Forbidden Planet (1956) [review]

This is an absolute classic that deserve all the praise that it receives. This is a pure pleasure to watch as we jump straight into action of a team not far from landing on a planet, a planet which they have been sent to recover those who landed there many years before. We are introduced to a team of men who find themselves questioning the motives of the last of the scientists, Dr. Morbius (Walter Pidgeon) who has spent his time researching the planet and its history. But, in his brilliance he is a man who is not humble and at times standoffish.

We; the audience try to understand, along with Commander Adams’ (Leslie Nielson) team, what it is that keeps Morbius on the planet, along with his daughter who was born on the there, knowing nothing of what it is to live on Earth… at least not from firsthand experience. We see the conflict between those there to help and the Morbius family. As the film progresses we see a deeper meaning to what it is to be human and our unconscious. How enlightened we are… and in parts that we’re not as knowledgeable as we would like to think of ourselves. Some may think that this is taking the film too seriously, but if we can be entertained while thinking about a subject. We can enjoy and appreciate the subject matter in ways we may not have previously considered the themes and theories it brings up, which is something I very much liked about this film.
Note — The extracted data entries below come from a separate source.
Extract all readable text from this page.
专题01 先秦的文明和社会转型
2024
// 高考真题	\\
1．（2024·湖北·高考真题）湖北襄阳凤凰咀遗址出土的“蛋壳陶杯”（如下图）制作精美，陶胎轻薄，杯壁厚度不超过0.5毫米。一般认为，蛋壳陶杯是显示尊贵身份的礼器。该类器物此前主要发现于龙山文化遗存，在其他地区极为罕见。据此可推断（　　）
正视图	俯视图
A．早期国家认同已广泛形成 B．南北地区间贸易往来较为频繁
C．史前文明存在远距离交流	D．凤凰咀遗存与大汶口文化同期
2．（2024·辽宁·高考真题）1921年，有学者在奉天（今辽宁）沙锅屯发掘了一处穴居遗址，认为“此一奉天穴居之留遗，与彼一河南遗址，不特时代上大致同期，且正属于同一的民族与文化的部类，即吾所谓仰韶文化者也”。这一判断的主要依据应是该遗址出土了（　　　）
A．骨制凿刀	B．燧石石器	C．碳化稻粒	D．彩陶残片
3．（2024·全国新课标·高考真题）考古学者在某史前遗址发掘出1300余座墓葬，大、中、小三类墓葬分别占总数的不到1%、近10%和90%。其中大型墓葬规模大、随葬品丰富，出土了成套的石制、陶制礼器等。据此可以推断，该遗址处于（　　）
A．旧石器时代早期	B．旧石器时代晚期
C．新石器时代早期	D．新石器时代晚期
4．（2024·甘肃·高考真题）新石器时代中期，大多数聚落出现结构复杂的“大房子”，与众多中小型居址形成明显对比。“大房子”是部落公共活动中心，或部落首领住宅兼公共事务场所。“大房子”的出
I could be said that you can tell which generation a person is, by how they think of Leslie Nielson, which genre they associate him with. From those who will think of him as a drama actor and those who will consider him a comedy actor. But before he became known for being in comedies, he was a fine drama actor, showing his talent very nicely in this film, he portrays the character with warmth; while remaining a man who can keep his men in place without having to be hard on them.

Of course this may look dated in its visuals, but there is a beauty to the look of this film, in the look and functions of the technology to the colours of what we see on screen.

This is a great way to spend an hour and forty minutes if you ever have the chance to sit down and watch this.